The Centre's embarrassing gaffe in the Supreme Court on Thursday signals one thing clearly — that it will not take a clear and unambiguous position on the issue of decriminalising homosexuality. The Home Ministry's clarification, which distanced itself from the retrograde and irrational positions staked out by the Additional Solicitor General who “unauthorisedly” represented it, is a classic piece of equivocation. It merely reiterates another instance of hedging — the Cabinet decision that the Central government may not file an appeal against the landmark 2009 Delhi High Court judgment, which legalised gay sex between consenting adults. This raises a host of questions. Under whose brief did P.P. Malhotra argue that homosexuality was immoral and posed a risk to public health? More importantly, where exactly does the Centre stand on this issue? Does it subscribe to the Delhi High Court's view that Section 377 of the Indian Penal Code, inasmuch as it criminalises “consensual sexual acts of adults in private” is ultra vires of the Constitution? Or does it hold, as ASG Malhotra argued, that homosexual behaviour is out of tune with the country's cultural practices?

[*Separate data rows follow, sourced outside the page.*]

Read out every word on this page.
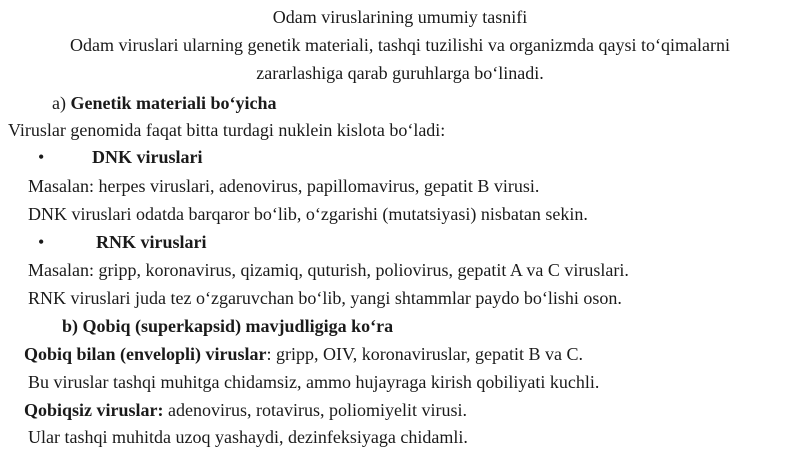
Odam viruslarining umumiy tasnifi
Odam viruslari ularning genetik materiali, tashqi tuzilishi va organizmda qaysi to‘qimalarni
zararlashiga qarab guruhlarga bo‘linadi.
a) Genetik materiali bo‘yicha
Viruslar genomida faqat bitta turdagi nuklein kislota bo‘ladi:
•	DNK viruslari
Masalan: herpes viruslari, adenovirus, papillomavirus, gepatit B virusi.
DNK viruslari odatda barqaror bo‘lib, o‘zgarishi (mutatsiyasi) nisbatan sekin.
•	RNK viruslari
Masalan: gripp, koronavirus, qizamiq, quturish, poliovirus, gepatit A va C viruslari.
RNK viruslari juda tez o‘zgaruvchan bo‘lib, yangi shtammlar paydo bo‘lishi oson.
b) Qobiq (superkapsid) mavjudligiga ko‘ra
Qobiq bilan (envelopli) viruslar: gripp, OIV, koronaviruslar, gepatit B va C.
Bu viruslar tashqi muhitga chidamsiz, ammo hujayraga kirish qobiliyati kuchli.
Qobiqsiz viruslar: adenovirus, rotavirus, poliomiyelit virusi.
Ular tashqi muhitda uzoq yashaydi, dezinfeksiyaga chidamli.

In a way, the inconsistency between the ASG's submission and the Home Ministry's press release is hardly surprising. The Centre has spoken in divergent voices on this issue before. When the petition challenging Section 377 was in the Delhi High Court, the Health Ministry favoured decriminalisation; its views were reflected in the affidavit filed by the National Aids Control Organisation, which argued the Section contributed to HIV infection by impeding the access of gays to safe sex. But the Home Ministry appallingly equated homosexuality with “the crime of widow remarriage,” and the Law Ministry, while distancing itself from the MHA's controversial affidavit, claimed, bewilderingly, that scrapping Section 377 would create “a law and order problem.” Although the former Law Minister Veerappa Moily later boldly described Section 377 as an “absurdity in the present day,” the hopes he raised about the Centre's commitment to scrap the provision vanished with calls that a “wide consensus” was needed — euphemism for avoiding a hard decision. This is exactly what the Centre is trying to do now by saying it has not adopted a view on homosexuality but may request its legal advisors to assist the Supreme Court on the issue. Having surrendered good sense on gay rights in the Delhi High Court, the Centre has, in the Supreme Court, surrendered opinion altogether. This fence sitting must end. The state has no right to regulate or ban love or physical intimacy between consenting adults. Why should it be so hard to say that?